Blaise smiled his crooked smile. “I will do whatever is necessary. So my mentor has taught me.”
“I can't go back there again.”
“You'll go back. He'll not grow up without knowing you. I've promised you that already. We'll just have to work some more before you do. What set it off this time? Have you had more dreams?”
I ran my fingers through my damp hair and pondered the question. “The same dreams come every night. Nothing new.” Dreams of an enchanted fortress and a mystery that terrified me. “Elinor and I were talking about farming. About my father. About Ezzaria. And then you and Evan came ...”
“We were running. Were you afraid for him? Was that it?”
“No. Just the opposite. I was so grateful for your sister and Gordain. I couldn't ask for a better home for him. No. It must have been something else ...” I hated that I could never remember exactly what set off these attacks—the storms of violence that had riven my soul ten times in the past eight months since the first one in Vayapol, when three beggars had tried to rob Blaise's foster brother Farrol. I had come near killing them all, friends and robbers alike, as if they somehow deserved it by their very act of breathing.

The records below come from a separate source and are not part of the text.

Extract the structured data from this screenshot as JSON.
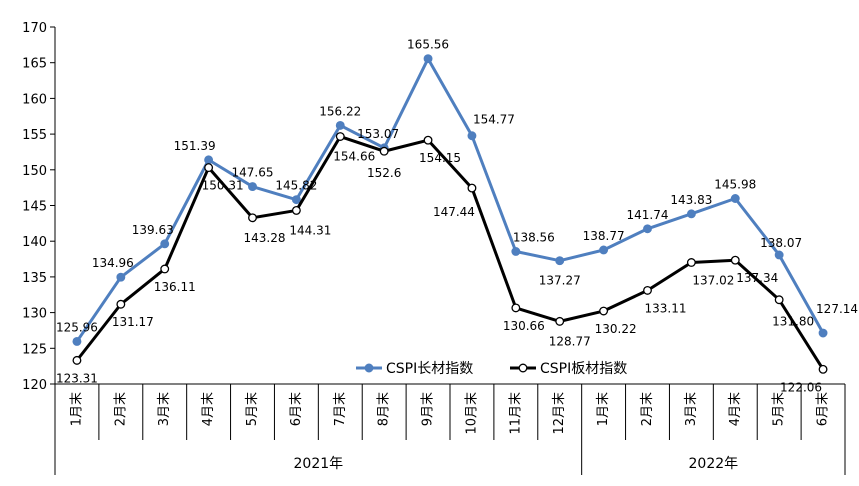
{
  "chart_data": {
    "type": "line",
    "title": "",
    "xlabel": "",
    "ylabel": "",
    "ylim": [
      120,
      170
    ],
    "yticks": [
      120,
      125,
      130,
      135,
      140,
      145,
      150,
      155,
      160,
      165,
      170
    ],
    "grid": false,
    "legend_position": "bottom-center",
    "categories": [
      "1月末",
      "2月末",
      "3月末",
      "4月末",
      "5月末",
      "6月末",
      "7月末",
      "8月末",
      "9月末",
      "10月末",
      "11月末",
      "12月末",
      "1月末",
      "2月末",
      "3月末",
      "4月末",
      "5月末",
      "6月末"
    ],
    "year_groups": [
      {
        "label": "2021年",
        "count": 12
      },
      {
        "label": "2022年",
        "count": 6
      }
    ],
    "series": [
      {
        "name": "CSPI长材指数",
        "color": "#4F7FBF",
        "marker": "filled-circle",
        "values": [
          125.96,
          134.96,
          139.63,
          151.39,
          147.65,
          145.82,
          156.22,
          153.07,
          165.56,
          154.77,
          138.56,
          137.27,
          138.77,
          141.74,
          143.83,
          145.98,
          138.07,
          127.14
        ],
        "labels": [
          "125.96",
          "134.96",
          "139.63",
          "151.39",
          "147.65",
          "145.82",
          "156.22",
          "153.07",
          "165.56",
          "154.77",
          "138.56",
          "137.27",
          "138.77",
          "141.74",
          "143.83",
          "145.98",
          "138.07",
          "127.14"
        ]
      },
      {
        "name": "CSPI板材指数",
        "color": "#000000",
        "marker": "hollow-circle",
        "values": [
          123.31,
          131.17,
          136.11,
          150.31,
          143.28,
          144.31,
          154.66,
          152.6,
          154.15,
          147.44,
          130.66,
          128.77,
          130.22,
          133.11,
          137.02,
          137.34,
          131.8,
          122.06
        ],
        "labels": [
          "123.31",
          "131.17",
          "136.11",
          "150.31",
          "143.28",
          "144.31",
          "154.66",
          "152.6",
          "154.15",
          "147.44",
          "130.66",
          "128.77",
          "130.22",
          "133.11",
          "137.02",
          "137.34",
          "131.80",
          "122.06"
        ]
      }
    ]
  }
}
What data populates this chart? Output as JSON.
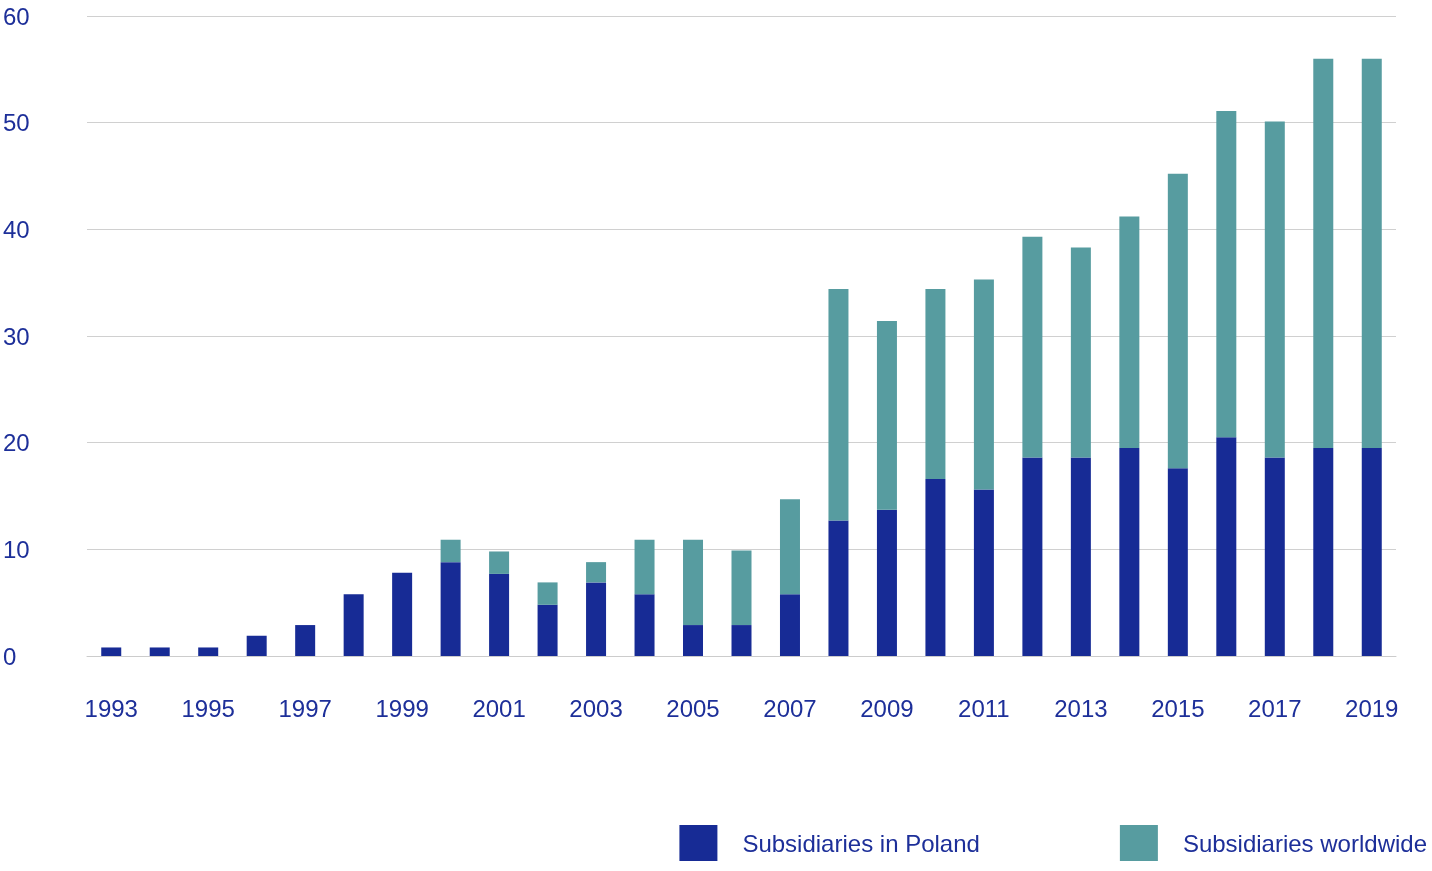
{
  "chart_data": {
    "type": "bar",
    "stacked": true,
    "categories": [
      "1993",
      null,
      "1995",
      null,
      "1997",
      null,
      "1999",
      null,
      "2001",
      null,
      "2003",
      null,
      "2005",
      null,
      "2007",
      null,
      "2009",
      null,
      "2011",
      null,
      "2013",
      null,
      "2015",
      null,
      "2017",
      null,
      "2019"
    ],
    "series": [
      {
        "name": "Subsidiaries in Poland",
        "color": "#172b95",
        "values": [
          0.8,
          0.8,
          0.8,
          1.9,
          2.9,
          5.8,
          7.8,
          8.8,
          7.7,
          4.8,
          6.9,
          5.8,
          2.9,
          2.9,
          5.8,
          12.7,
          13.7,
          16.6,
          15.6,
          18.6,
          18.6,
          19.5,
          17.6,
          20.5,
          18.6,
          19.5,
          19.5
        ]
      },
      {
        "name": "Subsidiaries worldwide",
        "color": "#579ca0",
        "values": [
          0,
          0,
          0,
          0,
          0,
          0,
          0,
          2.1,
          2.1,
          2.1,
          1.9,
          5.1,
          8,
          7,
          8.9,
          21.7,
          17.7,
          17.8,
          19.7,
          20.7,
          19.7,
          21.7,
          27.6,
          30.6,
          31.5,
          36.5,
          36.5
        ]
      }
    ],
    "ylim": [
      0,
      60
    ],
    "yticks": [
      0,
      10,
      20,
      30,
      40,
      50,
      60
    ],
    "grid": "y",
    "legend": "bottom right"
  }
}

My demon was the cause, I believed. Angry. Resentful. Trapped behind the barriers I had built in some vain belief that I could control my own soul long enough to understand my dreams and face their consequences. I was sure this waking madness was my demon's raging.
But as I searched my memory for the key, I ran across something more immediately distressing. “Oh, Verdonne's child! Elinor guessed that I'm Evan's father. She thinks I'm planning to take him away. Blaise, you've got to go back. I was trying to reassure them, and then I go mad in front of their door. They must be terrified.”
“Stubborn Ezzarian—seems like I advised you to tell them everything.” Blaise jumped to his feet and offered me his hand. “As soon as you're safely asleep, I'll go back.” We started walking briskly down the trail, Blaise working the enchantments that took us farther than the number of our steps and true geography would admit, the sorcery that kept my son's location hidden from me. Much as I longed to be a father to Evan-diargh, I could not trust myself with the most precious thing on earth. And even if I were cruel enough to uproot him from the only home he had ever known, I had no place to take him.
My life as a Warden of Ezzaria, a sorcerer-warrior in my people's thousand-year battle to save the human world from the ravages of demons, had almost ended before it had begun, when I was enslaved by the Derzhi. But after sixteen years of bondage, the Prince of the Derzhi had returned my freedom and my homeland, and I had taken up my Warden's calling once again, only to discover that the secret war we Ezzarians had fought with such diligence for ten centuries was a war against ourselves. The rai-kirah—the demons—were not wicked beings bent on destruction of human reason, but fragments of our own souls, ripped away by an ancient enchantment and banished to a frozen, bitter land called Kir‘Vagonoth. The birth of my son and my meeting with Blaise had convinced me that whatever the reasons for this ancient sundering, it must be undone.
My child had been born joined to a rai-kirah. Possessed. As it was impossible to remove a demon from an infant, Ezzarian law demanded that such children be killed. But before I even knew of his birth, my wife had sent our son away until he was old enough for us to heal. My search for the child led me to Blaise, an Ezzarian also born demon-joined, a young outlaw of generous heart and inner peace—a wholeness, a completion, that led me to understand our nature and the terrible split that had occurred so many centuries before. Blaise taught me what my race and the demons were meant to be, and so I set out to free the rai-kirah from their exile by unlocking the way to our ancient homeland called Kir‘Navarrin. To accomplish this task, I was forced to put my new beliefs to the test and join myself with a powerful demon named Denas.